How the deep network accepts images of different scales in object detection?


The network built with MatConvNet accepts images of different scales and evaluates it. For example :-

%img is an image of size 730*860*3
%net is loaded DagNN obj
scales = [-2 -1 0 0.5 1]
for s = 2.^scales
    img = imresize(raw_img, s, 'bilinear');
    img = bsxfun(@minus, img, averageImage);
    inputs = {'data', img};
    net.eval(inputs);
end

At the time of debugging, I found img resized and evaluated every iteration of the loop. But the network(net) was supposed to accept fixed image. As -

K>> net

net = 

  DagNN with properties:

                 layers: [1x319 struct]
                   vars: [1x323 struct]
                 params: [1x381 struct]
                   meta: [1x1 struct]
                      m: []
                      v: []
                   mode: 'test'
                 holdOn: 0
    accumulateParamDers: 0
         conserveMemory: 1
        parameterServer: []
                 device: 'cpu'

After loading trained network :-

K>> net.vars(1, 1).value

ans =

     []

And inside the for loop :-(iter 1)

K>> net.vars(1, 1).value

ans =

     [64 64 3]

(iter 2)

K>> net.vars(1, 1).value

ans =

     [160 160 3]

and so on.... So how the DagNN is handling such input and evaluates itself?(I am new to MatConvNet and couldn't find any help in the documentation. So please answer this question and suggest how to build such things in keras)


Solution

  • In general, ConvNet does not care about the input size of an image.
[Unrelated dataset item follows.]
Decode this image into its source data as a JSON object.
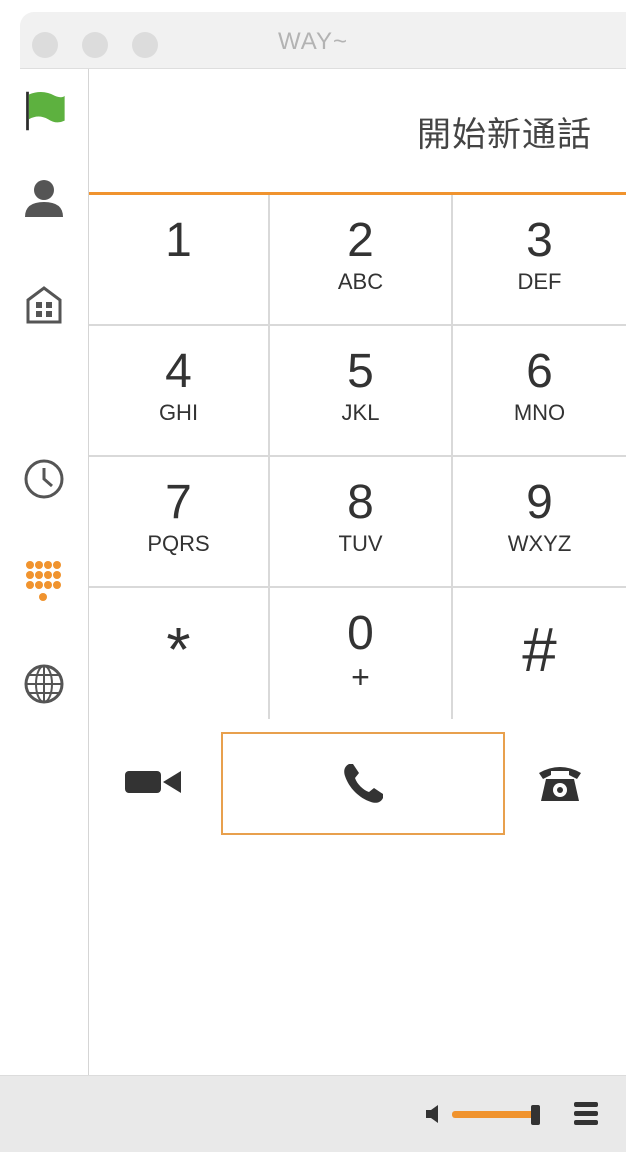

All the layers are performing convolution-like operations (e.g, even the poolings behave like convolution spatially). If you provide large input, you get large output. The only thing that cares about the input size is the loss layer. If you don't have a loss layer, the code wouldn't break at all. There is no such thing as fully connected layer in MatConvNet, everything is convolutional.

    BTW, that's why some people who work ConvNet early think that FCN is a funny name, because there is really no difference between a fully connected layer and a convolutional layer.